Sunday, May 24, 2026
Liturgical Color: White/Gold
Pentecost (alternative)
O God, who on this day taught the hearts of your faithful people by sending to them the light of your Holy Spirit: Grant us by the same Spirit to have a right judgment in all things, and evermore to rejoice in his holy comfort; through Jesus Christ your Son our Lord, who lives and reigns with you, in the unity of the Holy Spirit, one God, for ever and ever. Amen.
Pentecost
Through Jesus Christ our Lord; according to whose most true promise, the Holy Spirit came down from heaven, lighting upon the disciples, to teach them and to lead them into all truth, giving them boldness and fervent zeal constantly to preach the Gospel to all nations; by which we have been brought out of darkness and error into the clear light and true knowledge of you, and of your Son Jesus Christ.
First Missionary Bishop in the United States
Anglican Commemoration
Jackson Kemper was the first missionary bishop of the Episcopal Church — consecrated in 1835 with jurisdiction over the vast American frontier. For thirty-five years he traveled the western territories by horseback, stagecoach, canoe, and foot, planting churches, ordaining clergy, founding schools, and organizing dioceses in a region where Episcopalians were vastly outnumbered. His episcopate established the principle that the church must go to the people rather than wait for people to come to the church.
Kemper was born in Pleasant Valley, New York, in 1789 and educated at Columbia College and the General Theological Seminary. Ordained in 1814, he served parishes in Connecticut and Philadelphia before the General Convention elected him Missionary Bishop of Indiana and Missouri in 1835.

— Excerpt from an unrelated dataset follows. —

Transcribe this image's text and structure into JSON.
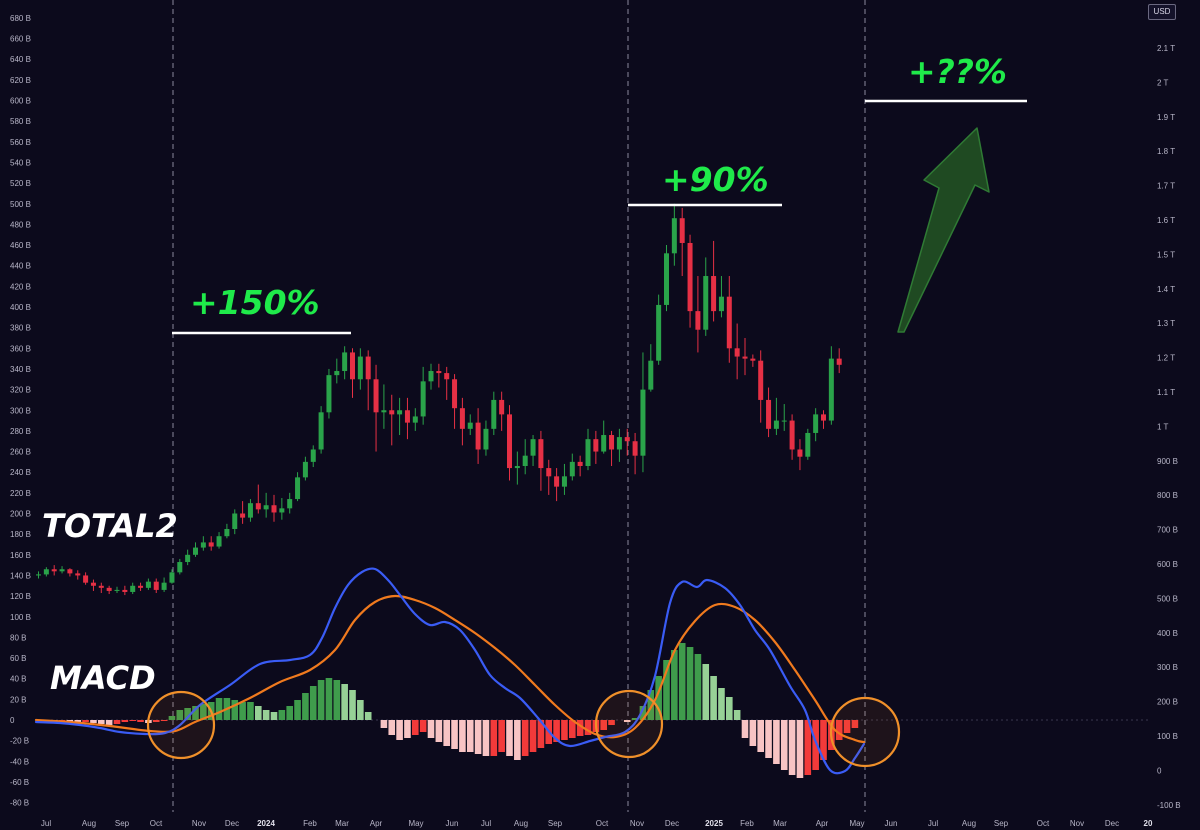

His territory was staggering. At various points his jurisdiction included Indiana, Missouri, Wisconsin, Iowa, Minnesota, Nebraska, and Kansas — an area larger than Western Europe. He traveled ceaselessly, covering thousands of miles each year on horseback and by water, preaching in courthouses, taverns, and private homes, celebrating the Eucharist wherever he could gather a congregation.
Kemper founded Nashotah House, a seminary and monastic community in Wisconsin (1842), and Racine College (1852), institutions designed to train clergy for frontier ministry. He was instrumental in organizing the dioceses of Indiana, Wisconsin, Iowa, Minnesota, Nebraska, and Kansas — effectively creating the institutional structure of the Episcopal Church across the Midwest.
His ministry also extended to Native American communities, where he supported mission work among the Oneida and other peoples, though the record here reflects the complex and painful realities of westward expansion and Indigenous displacement in that era.
Kemper served until his death on May 24, 1870, at the age of eighty, having spent thirty-five years in missionary work that transformed the Episcopal Church from an Eastern establishment institution into a genuinely national church.
Kemper's legacy was established immediately among frontier Episcopalians as the model of the missionary bishop — a figure who endured hardship, traveled vast distances, and planted churches in wilderness territories. Nashotah House seminary became a living monument to his vision of educated clergy for frontier ministry, and it remains active and influential. The diocesan structures he established — Indiana, Wisconsin, Iowa, Minnesota, Nebraska, Kansas — became the skeleton of the Episcopal Church's western presence and validate his strategic vision. Within Episcopal historiography, he is invoked as the exemplar of the episcopate as a missionary and itinerant office rather than a settled dignitary position. His age at death (eighty) combined with the physical demands of his ministry reinforces the tradition of his sacrificial dedication.